Grok and Claude correctly highlight the cash burn, but both ignore the 'nuclear renaissance' policy tailwinds. The U.S. Department of Energy’s recent $900 million solicitation for SMR deployments is the real catalyst, not just hyperscaler hype. If NuScale secures federal cost-sharing grants, the dilution risk Grok fears is mitigated. The market is ignoring that SMRs are now a national security priority for grid stability, which changes the financing math entirely beyond simple commercial revenue models.
"DOE funding is sector tailwind, not NuScale-specific rescue amid superior competition."
Gemini overplays the DOE $900M solicitation as a NuScale lifeline—it's a broad pool for advanced reactors, where NuScale's legacy light-water SMR trails innovators like Oklo (OKLO) with fast-spectrum designs already securing data center LOIs and faster NRC paths. NuScale was sidelined from prior federal bids post-Utah flop; this won't halt $80M burn or dilution without hyperscaler wins nobody else flagged as elusive.
"Federal grants reduce dilution risk but don't replace the absence of binding commercial demand—the real May 7 test."
Gemini's DOE angle is real but overstated. The $900M pool is non-dilutive only if NuScale wins it—which isn't guaranteed post-Utah. Grok's point about Oklo's faster NRC path and existing data center LOIs is the sharper observation. But both miss: federal grants don't solve the core problem—NuScale needs *commercial* customers willing to sign long-term contracts at scale. Policy tailwinds matter; customer conviction matters more. May 7 will show which one NuScale actually has.
"DOE funding is not a guaranteed lifeline; NuScale still needs real commercial contracts and may require more capital, so May 7 is a potential catalyst but upside remains fragile without LOIs."
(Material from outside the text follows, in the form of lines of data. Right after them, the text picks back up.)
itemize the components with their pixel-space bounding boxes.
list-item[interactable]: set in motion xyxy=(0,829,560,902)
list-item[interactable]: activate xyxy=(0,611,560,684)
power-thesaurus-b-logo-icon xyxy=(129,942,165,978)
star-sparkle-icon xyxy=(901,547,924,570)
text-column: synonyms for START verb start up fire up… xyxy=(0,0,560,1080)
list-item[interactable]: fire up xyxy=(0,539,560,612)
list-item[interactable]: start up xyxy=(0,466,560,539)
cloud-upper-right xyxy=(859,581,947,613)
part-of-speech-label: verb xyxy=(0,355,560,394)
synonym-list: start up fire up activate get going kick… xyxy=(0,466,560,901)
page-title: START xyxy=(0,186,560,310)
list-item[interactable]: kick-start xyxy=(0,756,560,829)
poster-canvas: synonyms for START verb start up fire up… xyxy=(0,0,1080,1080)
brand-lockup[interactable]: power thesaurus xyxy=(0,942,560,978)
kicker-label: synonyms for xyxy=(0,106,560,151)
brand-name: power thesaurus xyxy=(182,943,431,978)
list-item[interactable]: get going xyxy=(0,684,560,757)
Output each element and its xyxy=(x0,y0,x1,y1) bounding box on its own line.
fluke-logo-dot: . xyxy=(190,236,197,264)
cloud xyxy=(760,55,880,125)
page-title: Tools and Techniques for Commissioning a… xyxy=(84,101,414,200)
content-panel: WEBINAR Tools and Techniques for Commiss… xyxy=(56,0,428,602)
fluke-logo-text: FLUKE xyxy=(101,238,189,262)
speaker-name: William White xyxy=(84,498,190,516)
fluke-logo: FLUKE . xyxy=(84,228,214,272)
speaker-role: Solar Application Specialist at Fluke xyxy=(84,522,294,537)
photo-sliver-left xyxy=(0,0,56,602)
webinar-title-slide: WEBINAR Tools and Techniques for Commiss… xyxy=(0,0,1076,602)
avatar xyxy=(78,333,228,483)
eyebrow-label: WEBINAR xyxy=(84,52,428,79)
Gemini flags the DOE's $900M SMR solicitation as a lifeline, but that funding is non-dilutive only if NuScale wins a competitive pool, and even then it won't replace the need for real commercial contracts. The core risk remains: long lead times, regulatory hurdles, and cash burn requiring future equity or debt. May 7 could be a catalyst, but without LOIs the upside stays contingent and fragile.
The panel is bearish on NuScale, citing high cash burn, execution risk, and lack of commercial contracts. They agree that May 7 earnings will be crucial but remain skeptical about NuScale's ability to secure funded customer contracts or win federal grants without proven commercial viability.